Organizers estimated that 1,000 procession participants, wearing matching yellow shirts emblazoned with the words “God Has Destroyed the Mighty from Their Thrones” and signs condemning ICE, walked more than a mile from St. Eulalia Catholic Church in Maywood to the processing plant, quietly singing and praying in English and Spanish along the way.
For member Dave Linhares, the recent ICE raids and arrests hit him to the core, he said. Linhares, who has worked with migrant families in the past, said the procession honoring detainees was one way to get involved and contribute.
“Obviously it was a focus and it was horrifying, but it was also empowering to know that there was a large community here that was willing to fight back,” Linhares said.
Organizer and Spiritual and Community Leadership Coalition Executive Director Michael Okinchick-Cruz said the purpose of the march was for participants to share the sacrament and provide hope and support to those held at the facility.
This is an attempt to shed light on what he called the inhumanity in the detention center and is present in “Operation Midway Blitz”. the Trump administration's plan to bring more federal agents to Chicago.
“This ICE operation throughout Chicago, the city and the suburbs has traumatized families, people who are just trying to live a decent life: working, going to school, earning a living, putting food on the table, going to church,” Ocinczyk-Cruz said. “So many people's lives have been turned upside down… it's just scandalous.”
Before the march, participants prayed and listened to comments from religious and political leaders, including Broadview Mayor Katrina Thompson and U.S. Sen. Dick Durbin, who sympathized with the families of the detainees.
“I can't imagine the fear that some of them live with every single day: one wrong move, one wrong turn, and your life in the United States is over…we are better than this as a nation,” he said.
“We need to stand up for each other, protect each other and respect due process, and make sure that in the process we remind people that fear and hate are not part of America. We are a nation that stands together, and we can overcome, just like we can.”
Eucharistic leaders asked to be allowed into the building, but were refused. The Rev. Larry Dowling called the decision disappointing. Instead, the gatherers held a mass communion near the site. Communion is always a sign of hope and faith for people, something the group was unable to provide today, Dowling said.

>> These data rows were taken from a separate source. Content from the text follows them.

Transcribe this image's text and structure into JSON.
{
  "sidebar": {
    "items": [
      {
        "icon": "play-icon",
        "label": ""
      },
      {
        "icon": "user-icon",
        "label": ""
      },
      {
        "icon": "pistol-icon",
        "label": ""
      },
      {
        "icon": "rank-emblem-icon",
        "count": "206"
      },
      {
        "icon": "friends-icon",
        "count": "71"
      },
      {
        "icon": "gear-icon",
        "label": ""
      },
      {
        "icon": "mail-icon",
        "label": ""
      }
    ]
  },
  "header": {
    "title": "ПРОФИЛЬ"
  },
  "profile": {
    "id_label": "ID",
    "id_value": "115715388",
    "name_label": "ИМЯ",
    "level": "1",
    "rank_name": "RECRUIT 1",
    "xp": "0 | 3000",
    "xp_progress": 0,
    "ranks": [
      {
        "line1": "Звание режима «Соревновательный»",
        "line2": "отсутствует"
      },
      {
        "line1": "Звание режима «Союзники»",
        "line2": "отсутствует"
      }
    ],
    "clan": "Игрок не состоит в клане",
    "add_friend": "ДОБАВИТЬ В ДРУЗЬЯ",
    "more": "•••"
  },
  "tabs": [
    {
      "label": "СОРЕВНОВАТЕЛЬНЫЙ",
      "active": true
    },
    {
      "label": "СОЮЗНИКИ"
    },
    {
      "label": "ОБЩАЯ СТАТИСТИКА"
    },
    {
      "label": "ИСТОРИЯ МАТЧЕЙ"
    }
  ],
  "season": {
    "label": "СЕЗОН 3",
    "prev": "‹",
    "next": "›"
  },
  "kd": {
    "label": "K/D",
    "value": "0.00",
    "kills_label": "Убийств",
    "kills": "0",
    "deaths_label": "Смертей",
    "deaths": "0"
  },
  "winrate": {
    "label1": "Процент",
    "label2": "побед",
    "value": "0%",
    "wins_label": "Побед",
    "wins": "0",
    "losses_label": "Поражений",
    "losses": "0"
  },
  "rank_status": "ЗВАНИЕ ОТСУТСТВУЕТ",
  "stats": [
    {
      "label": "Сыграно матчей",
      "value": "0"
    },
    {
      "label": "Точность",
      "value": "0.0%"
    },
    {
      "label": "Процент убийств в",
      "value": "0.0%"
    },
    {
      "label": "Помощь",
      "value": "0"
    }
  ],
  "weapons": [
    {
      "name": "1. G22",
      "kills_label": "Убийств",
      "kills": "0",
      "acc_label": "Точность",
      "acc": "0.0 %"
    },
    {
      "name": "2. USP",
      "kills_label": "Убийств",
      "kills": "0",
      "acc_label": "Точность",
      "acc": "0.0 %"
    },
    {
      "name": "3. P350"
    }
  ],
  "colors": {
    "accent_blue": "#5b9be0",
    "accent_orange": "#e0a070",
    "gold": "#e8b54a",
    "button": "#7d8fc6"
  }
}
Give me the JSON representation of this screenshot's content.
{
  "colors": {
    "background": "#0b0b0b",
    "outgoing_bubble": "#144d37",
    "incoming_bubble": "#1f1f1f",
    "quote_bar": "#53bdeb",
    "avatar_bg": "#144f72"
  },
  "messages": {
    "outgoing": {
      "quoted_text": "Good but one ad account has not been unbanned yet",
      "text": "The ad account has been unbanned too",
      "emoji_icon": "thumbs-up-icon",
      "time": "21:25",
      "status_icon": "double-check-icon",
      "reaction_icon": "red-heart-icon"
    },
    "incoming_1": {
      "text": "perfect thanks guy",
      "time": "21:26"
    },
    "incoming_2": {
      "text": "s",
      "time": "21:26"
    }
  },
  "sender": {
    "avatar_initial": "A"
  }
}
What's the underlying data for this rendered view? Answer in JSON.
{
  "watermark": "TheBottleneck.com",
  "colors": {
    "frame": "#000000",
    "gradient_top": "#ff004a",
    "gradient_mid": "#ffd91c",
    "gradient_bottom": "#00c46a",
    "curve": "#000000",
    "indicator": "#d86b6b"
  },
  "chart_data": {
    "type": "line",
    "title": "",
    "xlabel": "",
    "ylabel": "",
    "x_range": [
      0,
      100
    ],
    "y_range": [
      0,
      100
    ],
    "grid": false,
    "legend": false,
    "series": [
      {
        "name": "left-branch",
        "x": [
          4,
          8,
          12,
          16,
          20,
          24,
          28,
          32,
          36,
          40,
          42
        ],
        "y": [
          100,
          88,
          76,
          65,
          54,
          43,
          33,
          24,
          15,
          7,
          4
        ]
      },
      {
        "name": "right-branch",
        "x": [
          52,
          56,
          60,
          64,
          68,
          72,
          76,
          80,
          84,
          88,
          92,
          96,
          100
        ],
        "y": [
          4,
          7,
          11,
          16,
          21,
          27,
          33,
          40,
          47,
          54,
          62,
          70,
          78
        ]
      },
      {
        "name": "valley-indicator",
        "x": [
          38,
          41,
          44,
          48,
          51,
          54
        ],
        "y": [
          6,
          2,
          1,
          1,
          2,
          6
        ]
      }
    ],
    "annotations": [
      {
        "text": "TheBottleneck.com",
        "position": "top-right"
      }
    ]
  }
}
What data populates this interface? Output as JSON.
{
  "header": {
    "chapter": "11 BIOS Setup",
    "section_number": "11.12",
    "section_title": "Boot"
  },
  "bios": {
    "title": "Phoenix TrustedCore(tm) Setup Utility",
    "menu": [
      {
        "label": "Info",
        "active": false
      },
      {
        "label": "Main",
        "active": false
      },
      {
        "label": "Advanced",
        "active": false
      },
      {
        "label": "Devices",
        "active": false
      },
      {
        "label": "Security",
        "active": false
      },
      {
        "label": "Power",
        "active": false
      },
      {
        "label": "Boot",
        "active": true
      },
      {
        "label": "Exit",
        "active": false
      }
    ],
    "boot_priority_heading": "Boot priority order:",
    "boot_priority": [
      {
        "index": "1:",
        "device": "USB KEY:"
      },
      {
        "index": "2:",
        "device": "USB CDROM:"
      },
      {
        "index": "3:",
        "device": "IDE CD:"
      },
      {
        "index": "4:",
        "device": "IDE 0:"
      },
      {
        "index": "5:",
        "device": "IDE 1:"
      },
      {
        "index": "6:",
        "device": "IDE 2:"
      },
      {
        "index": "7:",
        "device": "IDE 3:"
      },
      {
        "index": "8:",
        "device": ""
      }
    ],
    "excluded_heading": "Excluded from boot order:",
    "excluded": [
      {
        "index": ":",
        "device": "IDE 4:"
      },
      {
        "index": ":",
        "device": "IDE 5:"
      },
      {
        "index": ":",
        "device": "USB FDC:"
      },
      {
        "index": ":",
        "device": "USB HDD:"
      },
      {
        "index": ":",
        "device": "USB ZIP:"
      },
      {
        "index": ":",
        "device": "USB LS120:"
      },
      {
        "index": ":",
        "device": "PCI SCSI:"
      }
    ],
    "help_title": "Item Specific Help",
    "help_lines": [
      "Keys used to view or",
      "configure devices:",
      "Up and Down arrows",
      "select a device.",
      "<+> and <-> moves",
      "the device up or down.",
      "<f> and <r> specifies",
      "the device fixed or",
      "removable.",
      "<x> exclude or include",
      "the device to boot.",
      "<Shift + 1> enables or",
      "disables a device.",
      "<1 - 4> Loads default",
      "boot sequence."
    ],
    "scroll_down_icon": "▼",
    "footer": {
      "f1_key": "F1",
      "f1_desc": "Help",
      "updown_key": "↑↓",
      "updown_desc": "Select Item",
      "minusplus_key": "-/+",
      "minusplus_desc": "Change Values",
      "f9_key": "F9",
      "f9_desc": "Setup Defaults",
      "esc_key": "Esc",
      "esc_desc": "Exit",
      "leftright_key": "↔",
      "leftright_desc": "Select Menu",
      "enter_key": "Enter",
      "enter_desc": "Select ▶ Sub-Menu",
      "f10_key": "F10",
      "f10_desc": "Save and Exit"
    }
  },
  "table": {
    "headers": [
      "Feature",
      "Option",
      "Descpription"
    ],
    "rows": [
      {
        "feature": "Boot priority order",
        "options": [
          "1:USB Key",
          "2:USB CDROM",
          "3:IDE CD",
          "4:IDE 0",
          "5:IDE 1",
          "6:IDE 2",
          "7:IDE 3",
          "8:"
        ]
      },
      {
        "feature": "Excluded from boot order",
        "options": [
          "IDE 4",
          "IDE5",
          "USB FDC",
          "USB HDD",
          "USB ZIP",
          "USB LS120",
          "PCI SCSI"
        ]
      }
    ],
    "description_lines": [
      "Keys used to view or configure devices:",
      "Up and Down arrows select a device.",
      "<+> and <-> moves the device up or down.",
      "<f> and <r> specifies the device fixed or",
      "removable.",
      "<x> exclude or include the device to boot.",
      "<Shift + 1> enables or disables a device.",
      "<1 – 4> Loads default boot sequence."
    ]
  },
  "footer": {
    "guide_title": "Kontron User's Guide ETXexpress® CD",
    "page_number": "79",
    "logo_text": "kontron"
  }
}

“What we experienced today was really a denial of even the opportunity to bring God's love and the presence of Christ, an extraordinary gift that many there cherished,” Dowling said.
Despite Saturday's layoff, the coalition and other faith groups said they plan to continue their efforts. “We're going to do a lot more,” Dowling said, smiling. – Whatever it takes.
Echoing the priests who spoke earlier in the day, member Linhares added that the lack of communion did not mean the group had failed.
“It’s easy to feel powerless, but … we have strength in numbers, and the more we can form community, organize, come together, be relentless and put fear and hate next to love, I think that’s the only way to take action,” Linhares said. “I encourage everyone to get involved rather than sit back and be complicit.”